The drug release rates from floating microspheres were carried out using Tablet dissolution test apparatus. A weight of floating microspheres corresponding to 100 mg of drug was filled into a capsule and placed in basket. Dissolution media was 500 ml 0.1N HCl maintained at 37 ± 10 and stirred at 100 rpm. Samples (5 ml) were withdrawn at suitable interval of time and volume was adjusted. It was then assayed spectrophotometrically at 284 nm.
Drug-polymer interactions were studied by FTIR spectroscopy. The spectra were recorded for pure drug, pure polymer and drug-loaded microspheres using FTIR. Samples were prepared in KBr desks [2mg sample in 200mg KBr]. The scanning range was 400-4000cm-1 and the resolution was 2cm-1.

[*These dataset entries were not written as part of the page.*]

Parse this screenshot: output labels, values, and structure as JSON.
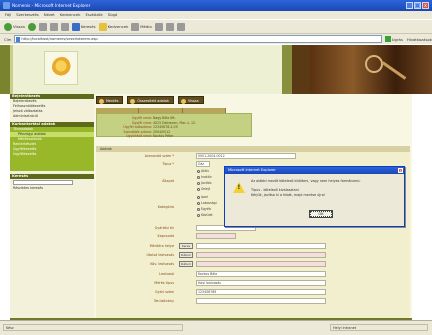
{
  "window": {
    "title": "Nomenis - Microsoft Internet Explorer",
    "minimize": "_",
    "maximize": "□",
    "close": "x"
  },
  "menu": [
    "Fájl",
    "Szerkesztés",
    "Nézet",
    "Kedvencek",
    "Eszközök",
    "Súgó"
  ],
  "toolbar": {
    "back": "Vissza",
    "search": "Keresés",
    "favorites": "Kedvencek",
    "media": "Média"
  },
  "address": {
    "label": "Cím",
    "url": "http://localhost/nomenis/vezerloterem.asp",
    "go": "Ugrás",
    "links": "Hivatkozások"
  },
  "sidebar": {
    "header1": "Bejelentkezés",
    "items1": [
      "Bejelentkezés",
      "Felhasználókezelés",
      "Jelszó változtatás",
      "Adminisztráció"
    ],
    "header2": "Karbantartási adatok",
    "green_items": [
      "Törzsadatok",
      "Pénzügyi adatok",
      "Mérőeszközök",
      "Raktárkészlet",
      "Ügyfélkezelés",
      "Ügyfélkezelés"
    ],
    "header3": "Keresés",
    "search_label": "Részletes keresés"
  },
  "content": {
    "toolbar": [
      "Mentés",
      "Összesített adatok",
      "Vissza"
    ],
    "info": [
      {
        "k": "Ügyfél neve:",
        "v": "Nagy Béla Kft."
      },
      {
        "k": "Ügyfél címe:",
        "v": "4025 Debrecen, Piac u. 12."
      },
      {
        "k": "Ügyfél adószáma:",
        "v": "12345678-2-09"
      },
      {
        "k": "Szerződés száma:",
        "v": "2004/0012"
      },
      {
        "k": "Ügyintéző neve:",
        "v": "Kovács Péter"
      }
    ],
    "form_header": "Adatok",
    "fields": [
      {
        "label": "Azonosító szám *",
        "value": "0001-2004-0012"
      },
      {
        "label": "Típus *",
        "value": "Gáz"
      },
      {
        "label": "Állapot",
        "options": [
          "Aktív",
          "Inaktív",
          "Javítás",
          "Selejt"
        ]
      },
      {
        "label": "Kategória",
        "options": [
          "Ipari",
          "Lakossági",
          "Egyéb",
          "Közület"
        ]
      },
      {
        "label": "Gyártási év",
        "value": ""
      },
      {
        "label": "Kapcsolat",
        "value": ""
      },
      {
        "label": "Mérőóra helye",
        "value": "",
        "btn": "Keres"
      },
      {
        "label": "Utolsó leolvasás",
        "value": "",
        "btn": "Dátum"
      },
      {
        "label": "Köv. leolvasás",
        "value": "",
        "btn": "Dátum"
      },
      {
        "label": "Leolvasó",
        "value": "Kovács Béla"
      },
      {
        "label": "Mérés típus",
        "value": "Havi leolvasás"
      },
      {
        "label": "Gyári szám",
        "value": "123456789"
      },
      {
        "label": "Tanúsítvány",
        "value": ""
      }
    ]
  },
  "dialog": {
    "title": "Microsoft Internet Explorer",
    "close": "x",
    "line1": "Az alábbi mezőt kötelező kitölteni, vagy nem helyes formátumú:",
    "line2": "Típus - kötelező kiválasztani",
    "line3": "Kérjük, javítsa ki a hibát, majd mentse újra!",
    "ok": "OK"
  },
  "status": {
    "left": "Kész",
    "right": "Helyi intranet"
  }
}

Floating microspheres of Ritonavir were prepared by ionic gelation technique. This process produced uniform microspheres. Microspheres were developed with 1:1, 1:2, 1:3 ratios of core:coat to determine the affect of coating material concentration on the release rate of Ritonovir. These microspheres were characterized for flow properties and the results are given in Table 2. All the formulations offered good flow property. The microspheres also evaluated for size analysis, Drug Content and % Encapsulation Efficiency. The results are given in Table 3. The technique also showed good entrapment efficiency. The microspheres were subjected to In-vitro release studies by employing 0.1N Hydro chloric acid and the data was shown in Figure 1&2.When the amount of drug release values were plotted against time straight lines were obtained in all the cases indicating that the rate of drug release from these microspheres followed zero order kinetics (Fig 3&4) . To ascertain the mechanism of drug release from various microspheres, plot of log %Released vs log time (peppas plots) were drawn. The plots were found to be linear (Fig 5&6). For all the microspheres the exponential coefficient values were found to be in between 0.7664 and 0.8565., indicating non fickian diffusion controlled release mechanism. These results indicated that the release rate was found to be decrease with increase in concentration of coating material applied. The wall thickness of microspheres was found to be increased with the increase in concentration of coating material applied. There exists a good correlation ship in between wall thickness and release rate constant. Drug polymer interactions were studied by FT-IR analysis. Figure: 7 showed the IR spectra of pure Ritonavir . The characteristic CH stretching, NH stretching of secondary amine, C=C stretching and C=O stretching of pure drug was observed at 2964.47 cm-1, 3357.73 cm-1, 3025.35cm-1 and 1714.67 cm-1. The characteristic peaks confirmed the structure of Ritonavir. The same peaks were also reported in all drug loaded microspheres. There was no change or shifting of characteristic peaks in drug loaded microspheres suggested that there was no significant drug polymer interaction which indicates the stable nature of drug in all formulations.
Floating microspheres of Ritonavir prepared by ionic gelation technique were found to be suitable for controlled release. The floating microspheres prepared with sodium alginate and guargum in 1: 3 ratio show prolonged release rate when compared with other formulations.